Alla fine ci si può anche dividere, ma non c'è bisogno di farlo così in fretta. Questo partito ha conosciuto varie scissioni, che hanno avuto un senso nel momento contigente in cui si verificavano, per perderlo subito dopo, senza però rientrare, come quella del 1998, del Pdci, o quella più recente di Sinistra Critica.


6.20.2008

Il blog di Nichi Vendola

E' nato il blog ufficiale di Nichi Vendola. Immagino in funzione della battaglia congressuale di Rifondazione Comunista, ma spero anche per dopo. La politica, anche quella di sinistra, quella che subisce una condizione di emarginazione nei media tradizionali, ha finora mantenuto una notevole ritrosia a misurarsi con il web, l'interazione con i naviganti, e quando ha pensato di utilizzare questo nuovo strumento si è limitata a farlo come se si trattasse di una vetrina in più.

Come personaggio, Nichi Vendola mi piace molto, ho di lui una buona stima, fin dai tempi della Fgci e mi ha fatto molto piacere la sua presenza tra i fondatori di Rifondazione. Se sarà lui il nuovo segretario del partito, sarà un leader forte dotato di notevole carisma. L'ideale per la successione a Fausto Bertinotti. C'è anche Paolo Ferrero e pure lui è un dirigente di tutto rispetto.

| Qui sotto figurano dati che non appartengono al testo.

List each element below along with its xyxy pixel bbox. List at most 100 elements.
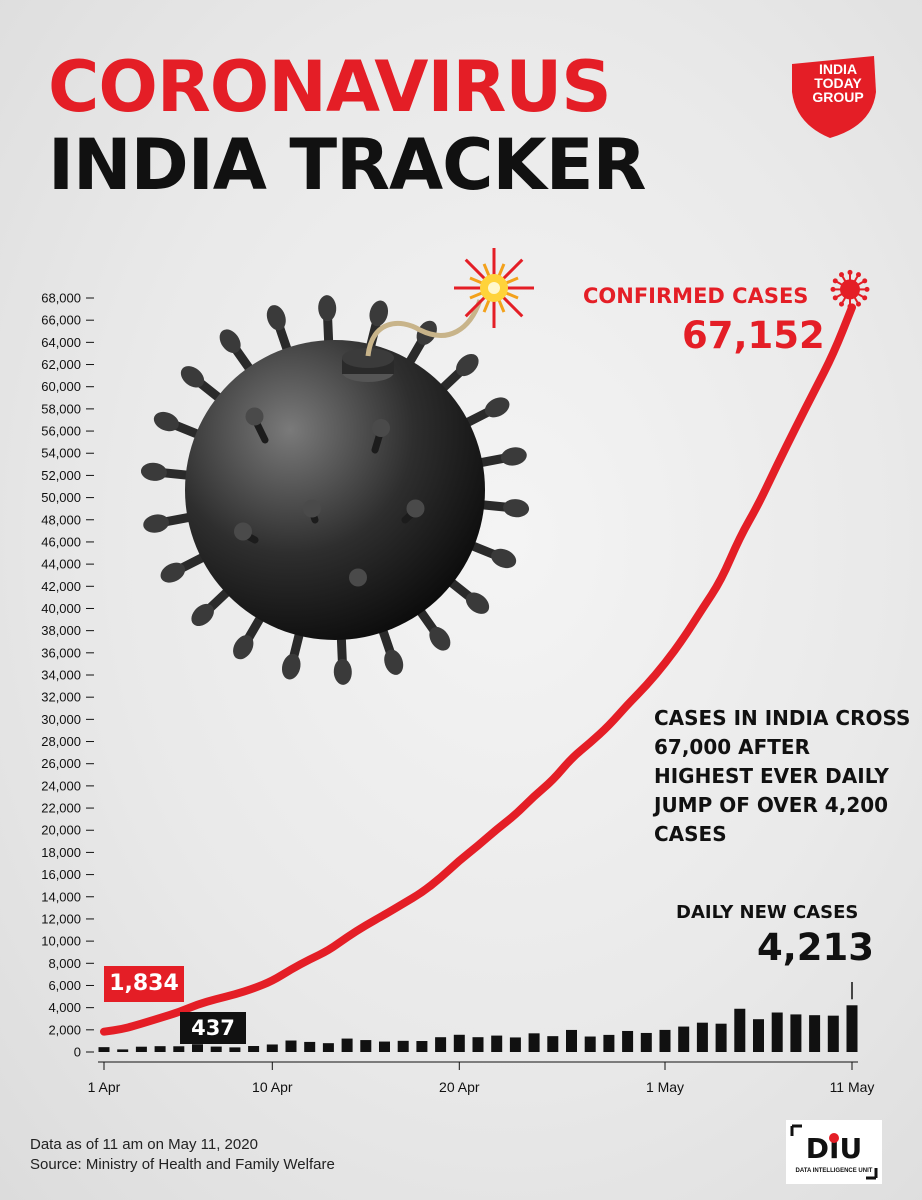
- y-tick-label: 6,000: [48, 978, 81, 993]
- y-tick-label: 8,000: [48, 956, 81, 971]
- virus-illustration-spike-head: [503, 499, 530, 518]
- y-tick-label: 28,000: [41, 734, 81, 749]
- y-tick-label: 64,000: [41, 335, 81, 350]
- y-tick-label: 52,000: [41, 468, 81, 483]
- daily-bar: [809, 1015, 821, 1052]
- daily-bar: [248, 1046, 260, 1052]
- y-tick-label: 30,000: [41, 712, 81, 727]
- y-tick-label: 36,000: [41, 645, 81, 660]
- daily-bar: [135, 1046, 147, 1052]
- daily-bar: [285, 1040, 297, 1052]
- x-tick-label: 10 Apr: [252, 1079, 293, 1095]
- daily-bar: [453, 1034, 465, 1052]
- y-tick-label: 34,000: [41, 668, 81, 683]
- daily-new-cases-value: 4,213: [757, 926, 875, 969]
- daily-bar: [734, 1008, 746, 1052]
- y-tick-label: 4,000: [48, 1000, 81, 1015]
- daily-bar: [192, 1044, 203, 1052]
- virus-illustration-spike-head: [500, 447, 527, 466]
- daily-bar: [846, 1005, 858, 1052]
- daily-bar: [304, 1041, 316, 1052]
- daily-bar: [584, 1036, 596, 1052]
- daily-bar: [528, 1033, 540, 1052]
- virus-illustration-spike-head: [219, 329, 241, 354]
- y-tick-label: 68,000: [41, 291, 81, 306]
- india-today-group-logo: [792, 56, 876, 138]
- y-tick-label: 46,000: [41, 534, 81, 549]
- virus-illustration-spike-head: [143, 514, 170, 533]
- virus-illustration-body: [185, 340, 485, 640]
- y-tick-label: 50,000: [41, 490, 81, 505]
- virus-spike-tip: [847, 269, 853, 275]
- y-tick-label: 54,000: [41, 446, 81, 461]
- x-tick-label: 1 May: [646, 1079, 684, 1095]
- y-tick-label: 24,000: [41, 778, 81, 793]
- y-tick-label: 20,000: [41, 823, 81, 838]
- daily-bar: [341, 1038, 353, 1052]
- y-tick-label: 66,000: [41, 313, 81, 328]
- bomb-neck-cap: [342, 348, 394, 368]
- confirmed-cases-title: CONFIRMED CASES: [583, 284, 809, 308]
- daily-bar: [603, 1034, 615, 1052]
- daily-bar: [509, 1037, 521, 1052]
- virus-illustration-bump-head: [372, 419, 390, 437]
- y-tick-label: 56,000: [41, 424, 81, 439]
- virus-illustration-spike-head: [491, 548, 517, 569]
- virus-illustration-spike-head: [140, 462, 167, 481]
- y-tick-label: 62,000: [41, 357, 81, 372]
- daily-bar: [173, 1046, 185, 1052]
- daily-bar: [622, 1030, 634, 1052]
- daily-bar: [753, 1019, 764, 1052]
- bomb-fuse: [365, 299, 483, 357]
- diu-logo: DIU DATA INTELLIGENCE UNIT: [786, 1120, 882, 1184]
- y-tick-label: 22,000: [41, 801, 81, 816]
- daily-bar: [771, 1012, 783, 1052]
- virus-spike-tip: [856, 301, 861, 307]
- y-tick-label: 44,000: [41, 557, 81, 572]
- y-tick-label: 16,000: [41, 867, 81, 882]
- daily-bar: [435, 1037, 447, 1052]
- virus-illustration-spike-head: [160, 562, 186, 583]
- daily-bar: [472, 1037, 484, 1052]
- coronavirus-bomb-icon: [140, 248, 534, 685]
- y-tick-label: 18,000: [41, 845, 81, 860]
- daily-bar: [154, 1046, 166, 1052]
- daily-bar: [678, 1026, 690, 1052]
- y-tick-label: 12,000: [41, 911, 81, 926]
- virus-illustration-spike-head: [333, 658, 352, 685]
- source-note: Source: Ministry of Health and Family We…: [30, 1156, 335, 1173]
- virus-illustration-spike-head: [180, 366, 205, 388]
- daily-bar: [696, 1022, 708, 1052]
- virus-spike-tip: [847, 303, 853, 309]
- confirmed-cases-line: [100, 303, 856, 1036]
- virus-illustration-bump-head: [303, 499, 321, 518]
- virus-illustration-spike-head: [318, 295, 337, 322]
- virus-illustration-bump-head: [234, 522, 252, 541]
- x-tick-label: 20 Apr: [439, 1079, 480, 1095]
- y-tick-label: 48,000: [41, 512, 81, 527]
- virus-spike-tip: [832, 278, 838, 284]
- x-tick-label: 11 May: [830, 1079, 875, 1095]
- start-daily-label: 437: [180, 1012, 246, 1044]
- virus-illustration-spike-head: [266, 305, 286, 331]
- virus-spike-tip: [856, 272, 861, 278]
- y-tick-label: 38,000: [41, 623, 81, 638]
- logo-text-line-2: TODAY: [814, 75, 862, 91]
- virus-illustration-spike-head: [233, 635, 254, 660]
- virus-spike-tip: [862, 278, 868, 284]
- daily-bar: [379, 1041, 390, 1052]
- virus-illustration-spike-head: [456, 353, 479, 377]
- daily-bar: [229, 1047, 241, 1052]
- daily-bar: [659, 1029, 671, 1052]
- virus-illustration-bump-head: [349, 568, 367, 587]
- virus-spike-tip: [832, 295, 838, 301]
- logo-text-line-3: GROUP: [812, 89, 864, 105]
- diu-logo-subtitle: DATA INTELLIGENCE UNIT: [796, 1168, 873, 1174]
- daily-bar: [566, 1029, 577, 1052]
- daily-bar: [117, 1049, 129, 1052]
- y-tick-label: 60,000: [41, 379, 81, 394]
- virus-illustration-spike-head: [429, 626, 451, 651]
- y-tick-label: 26,000: [41, 756, 81, 771]
- virus-spike-tip: [864, 286, 870, 292]
- logo-text-line-1: INDIA: [818, 61, 858, 77]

Tuttavia, non mi è chiarissimo cosa Nichi Vendola proponga. Devo ancora leggere la sua mozione, in verità, tutte le mozioni congressuali. Ma da interviste e interventi vari, finora ho compreso poco. Un orientamento lo ha dato un articolo di Rossana Rossanda: Ferrero rappresenterebbe una visione che pone al centro la contraddizione capitale-lavoro intorno a cui ruotano le altre contraddizioni. Invece per Vendola non vi è più una contraddizione principale, quella capitale-lavoro si affianca a quella di sesso, ambiente-sviluppo, i diritti civili, etc., insomma, una idea del conflitto policentrica. Detta così non saprei proprio stabilire chi ha ragione. Tra l'altro Ferrero ha scritto un libro sugli immigrati insieme a Luigi Ciotti.

Dalla sua analisi, Vendola deriva la proposta della Costituente. Banalizzando e schematizzando, a me sembra si tratti di creare un nuovo partito insieme con la sinistra che ci sta, ergo: la Sinistra democratica di Claudio Fava. Se la metto così, presumo, implicitamente faccio mia l'accusa che viene rivolta a Vendola, e che lui respinge, di voler sciogliere il partito. Il fatto è che in fondo lo penso anch'io, ma penso anche che non ci sia nulla di male. I partiti sono organizzazioni transitorie, possono benissimo scindersi, fondersi, sciogliersi, superarsi in un progetto nuovo. Perchè farne una accusa o perchè nasconderlo? In questa querelle mi sembra che i militanti del partito siano trattati un po' da minorenni. Un dibattito più esplicito e trasparente, più comprensibile, sarebbe più salutare per tutti.